E.R. Punshon was born in London in 1872.

At the age of fourteen he started life in an office. His employers soon informed him that he would never make a really satisfactory clerk, and he, agreeing, spent the next few years wandering about Canada and the United States, endeavouring without great success to earn a living in any occupation that offered. Returning home by way of working a passage on a cattle boat, he began to write. He contributed to many magazines and periodicals, wrote plays, and published nearly fifty novels, among which his detective stories proved the most popular and enduring.

He died in 1956.

Also by E.R. Punshon

Information Received

Death Among the Sunbathers

Crossword Mystery

Mystery Villa

Death of a Beauty Queen

Death Comes to Cambers

The Bath Mysteries

Mystery of Mr. Jessop

The Dusky Hour

Dictator's Way

Suspects—Nine

Murder Abroad

Four Strange Women

Ten Star Clues

Dark Garden

Diabolic Candelabra

The Conqueror Inn

Night's Cloak

Secrets Can't Be Kept

E.R. Punshon
SUSPECTS–NINE

“Know him?” he asked.

Bobby was for a moment too surprised to answer. He had thought of every one else but not of the man whose dead face now was staring up at him.
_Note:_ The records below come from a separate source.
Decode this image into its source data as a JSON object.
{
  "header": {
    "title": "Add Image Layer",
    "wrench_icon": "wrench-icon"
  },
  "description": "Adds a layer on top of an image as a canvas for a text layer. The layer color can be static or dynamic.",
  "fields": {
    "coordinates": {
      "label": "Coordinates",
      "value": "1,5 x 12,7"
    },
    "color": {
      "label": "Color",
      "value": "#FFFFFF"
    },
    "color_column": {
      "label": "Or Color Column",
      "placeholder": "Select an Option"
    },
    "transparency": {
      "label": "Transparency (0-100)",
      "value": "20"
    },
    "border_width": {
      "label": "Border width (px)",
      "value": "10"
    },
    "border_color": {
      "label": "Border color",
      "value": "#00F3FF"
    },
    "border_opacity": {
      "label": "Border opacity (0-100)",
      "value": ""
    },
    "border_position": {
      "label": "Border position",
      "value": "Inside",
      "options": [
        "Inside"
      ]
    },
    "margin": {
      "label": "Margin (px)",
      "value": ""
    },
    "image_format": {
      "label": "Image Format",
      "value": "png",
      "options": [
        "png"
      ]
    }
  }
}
“Yes. I know him,” he said.

Bobby Owen's fiancée and milliner to the wealthy, Olive Farrar, has a problem. It concerns two competitive society matrons and a missing hat. But it becomes a case of murder when the butler of one of the ladies is shot dead, his body stabbed after the fact. While investigating, Bobby encounters many suspicious characters who might have done it – eight in total. Lurking in the shadows is a ninth suspect – but who can it be?

Suspects–Nine
, originally published in 1939, is the twelfth novel in the Bobby Owen mystery series. This new edition features an introduction by crime fiction historian Curtis Evans.
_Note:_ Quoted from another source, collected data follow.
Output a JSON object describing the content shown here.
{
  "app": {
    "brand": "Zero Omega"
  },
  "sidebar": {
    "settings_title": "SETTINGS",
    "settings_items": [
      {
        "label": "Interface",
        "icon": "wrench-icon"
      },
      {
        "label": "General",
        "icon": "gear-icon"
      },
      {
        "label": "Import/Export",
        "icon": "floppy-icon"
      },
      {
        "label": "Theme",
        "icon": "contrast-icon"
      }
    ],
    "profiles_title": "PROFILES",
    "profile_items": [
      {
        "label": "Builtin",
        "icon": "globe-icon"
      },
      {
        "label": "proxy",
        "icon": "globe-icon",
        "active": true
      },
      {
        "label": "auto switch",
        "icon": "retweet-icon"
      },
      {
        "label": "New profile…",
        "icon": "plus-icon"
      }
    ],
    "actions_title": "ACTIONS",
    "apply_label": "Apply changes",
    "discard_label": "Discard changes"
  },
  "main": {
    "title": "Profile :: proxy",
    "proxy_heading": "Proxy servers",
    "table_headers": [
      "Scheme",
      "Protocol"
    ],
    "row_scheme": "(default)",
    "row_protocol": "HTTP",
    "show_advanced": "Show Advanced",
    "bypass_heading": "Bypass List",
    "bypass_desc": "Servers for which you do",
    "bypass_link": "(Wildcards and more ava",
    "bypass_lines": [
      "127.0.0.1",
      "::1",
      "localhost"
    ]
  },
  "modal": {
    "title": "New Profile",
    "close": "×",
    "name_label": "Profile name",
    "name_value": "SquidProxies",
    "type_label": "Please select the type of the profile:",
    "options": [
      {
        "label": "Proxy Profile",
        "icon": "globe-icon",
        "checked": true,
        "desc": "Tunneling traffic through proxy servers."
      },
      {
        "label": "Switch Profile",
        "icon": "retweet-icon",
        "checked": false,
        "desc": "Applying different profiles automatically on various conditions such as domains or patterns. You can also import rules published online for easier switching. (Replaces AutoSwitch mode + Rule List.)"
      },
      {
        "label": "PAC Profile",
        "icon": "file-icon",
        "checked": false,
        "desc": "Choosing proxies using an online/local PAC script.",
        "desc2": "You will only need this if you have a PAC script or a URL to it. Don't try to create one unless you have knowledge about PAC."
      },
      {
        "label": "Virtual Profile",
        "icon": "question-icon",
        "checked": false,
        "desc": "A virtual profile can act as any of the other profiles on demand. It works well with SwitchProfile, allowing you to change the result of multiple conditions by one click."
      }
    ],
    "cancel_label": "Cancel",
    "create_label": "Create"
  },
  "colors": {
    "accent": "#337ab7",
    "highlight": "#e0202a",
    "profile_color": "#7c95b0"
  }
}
“What is distinction? The few who achieve it step – plot or no plot – unquestioned into the first rank... in the works of Mr. E.R. Punshon we salute it every time.”
Dorothy L. Sayers

CHAPTER I
THE WOMAN AND THE HAT

Behind the shop—if one may use so commonplace a word for an establishment rare and strange even among those devoted in the West End of London to the sale of hats, there sat Miss Olive Farrar, sole proprietor, and at the moment very much wishing she wasn't, as she wrestled with the last quarter's accounts.

Once more, for the tenth time, she added up the figures, and once more, when she saw the total, sighed in utter despair. Not, as should traditionally have been the case, because the result was always different, but because that result was always the same, invariably, inexorably, ineluctably the same. Not by one iota could she get it different; and it showed quite plainly and simply that the total net profit for the last quarter amounted to exactly three shillings and sixpence halfpenny.
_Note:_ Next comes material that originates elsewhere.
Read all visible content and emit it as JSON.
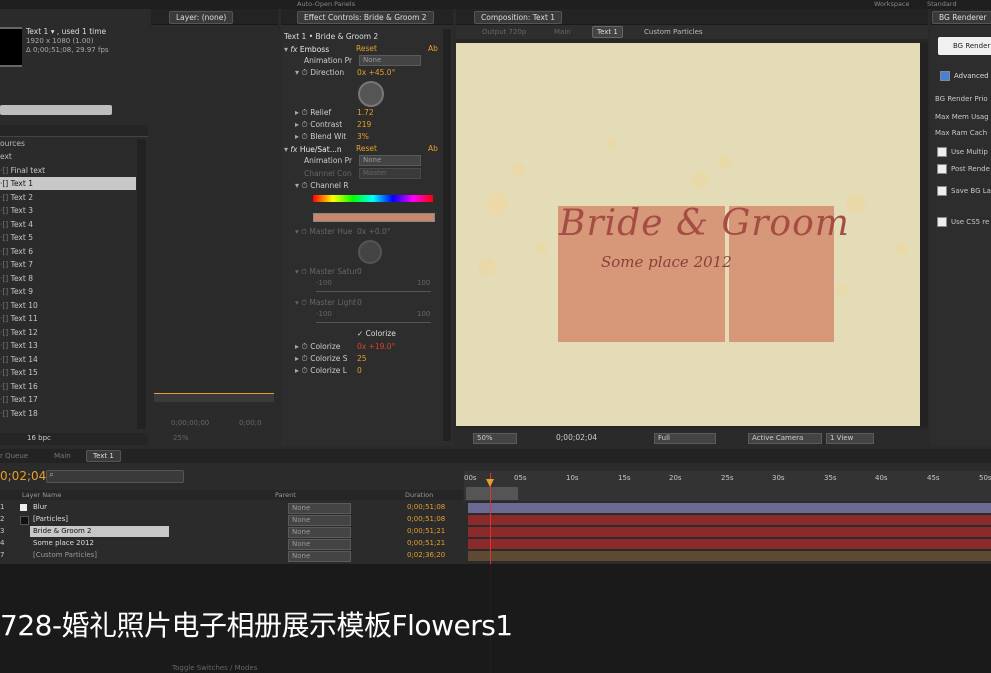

No wonder, Olive thought gloomily, that her fiancé, Detective-Sergeant Bobby Owen, of the Criminal Investigation Department, Metropolitan Police, wanted her to give up the business, sell out, and get ready to marry him at once, promotion or no promotion.

Olive smiled faintly as she thought of Bobby, but reflected that there was seven hundred and fifty pounds, her little all, in the business, and that at present it would be difficult to sell it for as many shillings. Then she took up her pen and wrote in more clearly the odd ha'penny of her last quarter's profit. After all, a ha'penny is still a ha'penny, even if it is nothing more.